Note: the full interview between Lora and Bram is available on Supply Chain Insights podcast.

I was recently interviewed as a blogger for the Global Summit. The question was how I imagine the Supply Chain in 2020. My first thought went to ‘deep integration’.

What strikes me the most when I’m consulting or teaching companies is the lack of integration in today’s supply chains. If I look at retailers it is still common to have private label suppliers stuffed with inventory, central or regional DC’s stuffed with inventory and shops stuffed with inventories. We all demand high service levels from one step to the next. There seems to be a lack of trust, a lack of transparency, a lack of integration. Seeing this, makes my supply chain heart weep. I was lucky to pursue a Phd in multi-echelon inventory optimization. It is easy to show that instead of buffering risks echelon per echelon, it is better to let go of internal service levels and pool risks on the customer facing echelon. Letting go of the internal service levels also allows optimization of costs and focuses the supply chain on the service level that really counts, which is the one to the final customer.

I see comparable things in B2B markets. We have outsourced big chunks of manufacturing but are stuck with inflexible supply contracts. We are exposed to tier-2 risks but are unaware and only discover it after the Japan earthquakes or the Thailand floods. We may sell our product via distributors, but they are often averse of keeping inventories, they demand short lead times and high service levels. Or we might sell directly to end customers, but we often have little to no view on their inventory levels, actual or planned consumptions. We just see spiky orders in an irregular pattern and have to deliver at +95% service levels. Again there seems to be a lack of trust, a lack of transparency, a lack of integration.

So why would it change?

In recent projects and teachings I have often referred to the supply chain triangle as a concept to illustrate the basic trade-offs to be made in supply chain. It is shown below. One can imagine that increasing service by offering more products on a shorter lead time can increase both cash and cost. Sourcing in low cost countries could lower cost but increases inventories and inventory risk (write-offs).


B2B Markets

In general, I believe that in the last decade, the pressure on cash, cost and service has been steadily increasing. The financial crisis of 2008-2009 has given a major push to do more with less. In retail the online players are putting the pressure on the brick-and-mortar players to improve service at reduced prices. In many B2B markets global flows have become the standard. Excess capacities in one region are dumped in another region and are disrupting market shares. To survive, inventories and margins need to be as sharp as a razor blade.

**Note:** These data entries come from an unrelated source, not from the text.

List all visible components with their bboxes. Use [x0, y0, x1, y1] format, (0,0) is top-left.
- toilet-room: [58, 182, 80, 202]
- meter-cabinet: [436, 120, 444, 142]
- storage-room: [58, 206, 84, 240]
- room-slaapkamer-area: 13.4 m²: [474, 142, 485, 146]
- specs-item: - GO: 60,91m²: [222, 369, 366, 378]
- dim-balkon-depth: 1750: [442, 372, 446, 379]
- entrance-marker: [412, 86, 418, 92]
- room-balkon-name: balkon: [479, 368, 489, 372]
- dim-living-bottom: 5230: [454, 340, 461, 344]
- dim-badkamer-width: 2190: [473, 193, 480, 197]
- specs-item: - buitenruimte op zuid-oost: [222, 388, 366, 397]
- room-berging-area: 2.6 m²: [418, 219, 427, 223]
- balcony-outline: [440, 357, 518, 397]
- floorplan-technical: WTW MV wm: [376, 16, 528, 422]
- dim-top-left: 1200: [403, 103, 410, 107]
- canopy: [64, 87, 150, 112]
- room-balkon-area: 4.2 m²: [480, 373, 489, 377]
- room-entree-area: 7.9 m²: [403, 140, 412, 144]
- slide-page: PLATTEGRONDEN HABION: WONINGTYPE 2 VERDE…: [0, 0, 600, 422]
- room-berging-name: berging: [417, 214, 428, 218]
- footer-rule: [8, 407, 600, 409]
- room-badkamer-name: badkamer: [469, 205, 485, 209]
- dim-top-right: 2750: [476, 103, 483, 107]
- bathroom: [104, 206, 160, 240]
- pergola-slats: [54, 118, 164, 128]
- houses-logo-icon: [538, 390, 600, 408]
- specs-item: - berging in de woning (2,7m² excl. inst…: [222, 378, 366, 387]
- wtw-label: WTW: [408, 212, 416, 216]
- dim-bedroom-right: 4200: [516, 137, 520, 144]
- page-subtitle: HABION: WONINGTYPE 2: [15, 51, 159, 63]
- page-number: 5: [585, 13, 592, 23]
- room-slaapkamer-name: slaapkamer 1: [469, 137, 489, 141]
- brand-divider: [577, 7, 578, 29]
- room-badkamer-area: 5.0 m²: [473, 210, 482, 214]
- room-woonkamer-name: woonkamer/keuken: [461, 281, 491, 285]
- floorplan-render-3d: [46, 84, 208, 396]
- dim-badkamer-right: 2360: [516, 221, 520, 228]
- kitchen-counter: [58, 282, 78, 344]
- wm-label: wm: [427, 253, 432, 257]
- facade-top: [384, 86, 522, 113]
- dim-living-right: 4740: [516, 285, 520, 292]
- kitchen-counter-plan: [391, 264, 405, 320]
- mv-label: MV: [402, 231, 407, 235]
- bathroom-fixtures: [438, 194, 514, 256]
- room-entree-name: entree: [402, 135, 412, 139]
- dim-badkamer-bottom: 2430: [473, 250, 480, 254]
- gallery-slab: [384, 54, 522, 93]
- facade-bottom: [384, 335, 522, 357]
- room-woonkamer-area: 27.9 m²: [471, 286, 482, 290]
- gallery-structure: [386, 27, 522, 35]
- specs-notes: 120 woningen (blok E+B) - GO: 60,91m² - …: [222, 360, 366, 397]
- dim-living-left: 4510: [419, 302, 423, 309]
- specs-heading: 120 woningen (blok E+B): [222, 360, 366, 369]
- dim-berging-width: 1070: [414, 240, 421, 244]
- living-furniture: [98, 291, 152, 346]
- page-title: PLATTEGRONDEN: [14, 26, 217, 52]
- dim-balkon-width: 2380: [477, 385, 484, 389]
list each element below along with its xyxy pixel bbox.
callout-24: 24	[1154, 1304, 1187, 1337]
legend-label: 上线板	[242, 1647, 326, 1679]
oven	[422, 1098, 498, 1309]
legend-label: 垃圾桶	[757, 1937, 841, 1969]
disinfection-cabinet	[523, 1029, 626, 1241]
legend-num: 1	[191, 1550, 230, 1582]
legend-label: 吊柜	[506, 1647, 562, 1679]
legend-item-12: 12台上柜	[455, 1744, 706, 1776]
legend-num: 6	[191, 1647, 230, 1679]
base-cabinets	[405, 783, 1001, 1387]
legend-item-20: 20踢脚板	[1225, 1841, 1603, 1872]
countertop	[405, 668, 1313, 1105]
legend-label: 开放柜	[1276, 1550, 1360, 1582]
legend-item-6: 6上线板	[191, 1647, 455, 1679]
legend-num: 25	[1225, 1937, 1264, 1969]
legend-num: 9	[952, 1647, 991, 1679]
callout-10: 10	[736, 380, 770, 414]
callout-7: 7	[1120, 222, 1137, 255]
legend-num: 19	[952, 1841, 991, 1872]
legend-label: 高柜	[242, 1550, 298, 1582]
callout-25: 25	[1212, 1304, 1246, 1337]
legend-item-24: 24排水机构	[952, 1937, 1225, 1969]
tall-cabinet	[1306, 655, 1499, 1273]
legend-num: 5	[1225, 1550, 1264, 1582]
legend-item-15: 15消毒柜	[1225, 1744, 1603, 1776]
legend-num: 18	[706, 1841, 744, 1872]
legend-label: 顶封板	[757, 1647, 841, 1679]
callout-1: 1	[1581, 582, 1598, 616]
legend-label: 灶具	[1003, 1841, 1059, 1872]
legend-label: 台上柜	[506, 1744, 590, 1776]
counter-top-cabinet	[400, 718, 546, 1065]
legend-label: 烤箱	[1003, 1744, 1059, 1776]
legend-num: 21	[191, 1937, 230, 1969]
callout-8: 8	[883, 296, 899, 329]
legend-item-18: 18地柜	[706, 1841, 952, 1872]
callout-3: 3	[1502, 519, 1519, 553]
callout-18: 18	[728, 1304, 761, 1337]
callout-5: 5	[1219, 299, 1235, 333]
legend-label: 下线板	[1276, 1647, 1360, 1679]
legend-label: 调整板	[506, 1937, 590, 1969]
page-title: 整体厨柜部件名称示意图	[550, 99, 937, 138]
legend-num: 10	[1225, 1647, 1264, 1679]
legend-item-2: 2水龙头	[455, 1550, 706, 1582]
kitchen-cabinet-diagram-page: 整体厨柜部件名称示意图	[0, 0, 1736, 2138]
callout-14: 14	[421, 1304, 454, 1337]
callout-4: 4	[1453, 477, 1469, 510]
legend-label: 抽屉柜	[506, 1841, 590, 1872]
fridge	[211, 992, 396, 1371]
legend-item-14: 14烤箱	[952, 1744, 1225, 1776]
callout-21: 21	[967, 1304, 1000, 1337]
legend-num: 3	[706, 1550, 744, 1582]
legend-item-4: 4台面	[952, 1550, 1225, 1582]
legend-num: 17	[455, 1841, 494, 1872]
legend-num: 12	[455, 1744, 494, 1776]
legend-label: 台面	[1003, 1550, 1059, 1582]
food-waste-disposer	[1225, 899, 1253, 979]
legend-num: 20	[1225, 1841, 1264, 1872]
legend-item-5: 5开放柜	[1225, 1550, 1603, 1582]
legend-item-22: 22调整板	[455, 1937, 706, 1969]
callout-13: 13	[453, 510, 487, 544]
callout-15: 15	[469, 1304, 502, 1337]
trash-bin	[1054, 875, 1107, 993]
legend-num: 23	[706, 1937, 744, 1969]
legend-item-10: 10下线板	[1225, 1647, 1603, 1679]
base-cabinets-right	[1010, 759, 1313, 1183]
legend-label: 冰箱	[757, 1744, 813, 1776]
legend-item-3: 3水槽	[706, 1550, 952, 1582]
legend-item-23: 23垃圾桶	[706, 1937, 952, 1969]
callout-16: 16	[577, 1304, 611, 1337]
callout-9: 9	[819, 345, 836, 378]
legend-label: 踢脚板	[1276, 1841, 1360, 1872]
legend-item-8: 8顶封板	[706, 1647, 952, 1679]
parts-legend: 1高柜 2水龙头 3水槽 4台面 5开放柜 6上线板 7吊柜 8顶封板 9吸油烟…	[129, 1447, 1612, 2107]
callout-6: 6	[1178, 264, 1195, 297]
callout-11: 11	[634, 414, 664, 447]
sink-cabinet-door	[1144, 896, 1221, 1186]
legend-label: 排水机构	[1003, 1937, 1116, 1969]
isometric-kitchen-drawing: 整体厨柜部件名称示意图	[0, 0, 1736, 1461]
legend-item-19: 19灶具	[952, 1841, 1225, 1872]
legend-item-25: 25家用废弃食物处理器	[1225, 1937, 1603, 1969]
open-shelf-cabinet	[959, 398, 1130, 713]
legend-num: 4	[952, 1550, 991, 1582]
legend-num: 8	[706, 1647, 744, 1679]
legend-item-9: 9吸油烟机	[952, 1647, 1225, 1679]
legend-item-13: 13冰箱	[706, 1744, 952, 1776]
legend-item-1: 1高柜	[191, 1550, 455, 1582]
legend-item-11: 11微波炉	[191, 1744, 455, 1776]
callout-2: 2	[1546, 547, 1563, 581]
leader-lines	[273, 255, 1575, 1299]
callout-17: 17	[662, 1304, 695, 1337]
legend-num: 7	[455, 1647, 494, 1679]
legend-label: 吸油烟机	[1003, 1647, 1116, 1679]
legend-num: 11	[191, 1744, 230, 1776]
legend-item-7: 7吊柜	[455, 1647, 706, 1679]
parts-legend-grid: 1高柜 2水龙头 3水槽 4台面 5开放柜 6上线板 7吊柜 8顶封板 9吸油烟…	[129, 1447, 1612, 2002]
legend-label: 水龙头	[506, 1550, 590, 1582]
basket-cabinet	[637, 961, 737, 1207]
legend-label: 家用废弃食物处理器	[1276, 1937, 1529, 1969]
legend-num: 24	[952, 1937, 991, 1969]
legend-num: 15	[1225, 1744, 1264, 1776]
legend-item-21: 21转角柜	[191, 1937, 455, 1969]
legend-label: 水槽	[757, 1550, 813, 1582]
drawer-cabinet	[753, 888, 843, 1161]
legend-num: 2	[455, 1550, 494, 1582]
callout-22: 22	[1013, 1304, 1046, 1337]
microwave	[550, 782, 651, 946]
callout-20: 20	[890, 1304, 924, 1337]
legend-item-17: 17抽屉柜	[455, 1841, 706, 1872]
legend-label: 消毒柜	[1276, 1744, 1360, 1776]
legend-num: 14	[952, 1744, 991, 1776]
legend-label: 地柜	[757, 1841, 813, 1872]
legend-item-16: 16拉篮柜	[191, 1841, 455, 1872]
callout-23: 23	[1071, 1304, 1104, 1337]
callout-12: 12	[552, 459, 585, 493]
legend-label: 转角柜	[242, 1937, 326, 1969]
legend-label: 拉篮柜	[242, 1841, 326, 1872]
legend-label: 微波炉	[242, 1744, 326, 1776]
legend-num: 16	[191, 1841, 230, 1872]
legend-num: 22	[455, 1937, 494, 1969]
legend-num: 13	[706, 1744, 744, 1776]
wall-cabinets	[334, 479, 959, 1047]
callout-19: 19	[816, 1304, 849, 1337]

As the pressure on cash, cost and service keeps on rising, many companies will have no alternative to a deeper integration. To use Lora’s words they will need to become truly “market-driven”. Picking up demand signals down in the market and translating them to the upstream operations. But also picking up supply signals up in the supply markets and translating them into demand shaping actions down at the customer side. We will have to cross company borders, pushing stocks down the chain e.g. to distributors, and working out financing agreements that share the burden over all parties involved. We will have to account for production costs at the private label manufacturer, and see how we can efficiently plan the extended supply chain instead of just echelon per echelon.

What’s the biggest risk?

Technologies will have to evolve. Traditional integrated planning systems are going wall-to-wall but have difficulties crossing those walls. What to do if I have 50 distributors each using a different ERP developed by a local company in a local language?

Processes will have to adapt. Instead of having a commercial discussion with my distributor once every quarter, where they commit to orders, and where ordering behavior is driven by sales incentives and price reductions. We will need to come to daily or weekly monitoring and ordering and agree who will be financing which part of the inventories, who will take responsibility for non-movers, … We will need to do a true S&OP with our suppliers to show true market demands, assess the supply chain cost of up- and downswings, decide how to split the costs and the margins of the decisions we take.

But the biggest risk is certainly the trust. Purchasing may not like an open communication with the supplier as it undermines their negotiation position. Sales may distrust a supply chain way of managing channels as it limits their flexibility to hit targets. As Lora rightly mentioned in the interview, we’ll have to define what we mean with integration. And we’ll have to specify how the new, integrated model, is working compared to the old. We’ll need to show sales people how true demand shaping can help hitting targets while improving margins. We’ll have to show purchasing people how sharing information shifts the discussion from cost reduction to benefit sharing and how to deal with that type of discussions. We’ll have to build and advertise successful cases. Building these cases will require a team that has a broad end-to-end supply chain view. This will require horizontal career paths, ensuring sales has been in purchasing or manufacturing and vice versa. It will also require visionary leaders who have the vision and are ready to take the leap forward.

So it will depend on the people. Up to all supply chain believers to push the vision and translate it into manageable pieces. This will ensure we keep moving to the next level as we’re marching to 2020.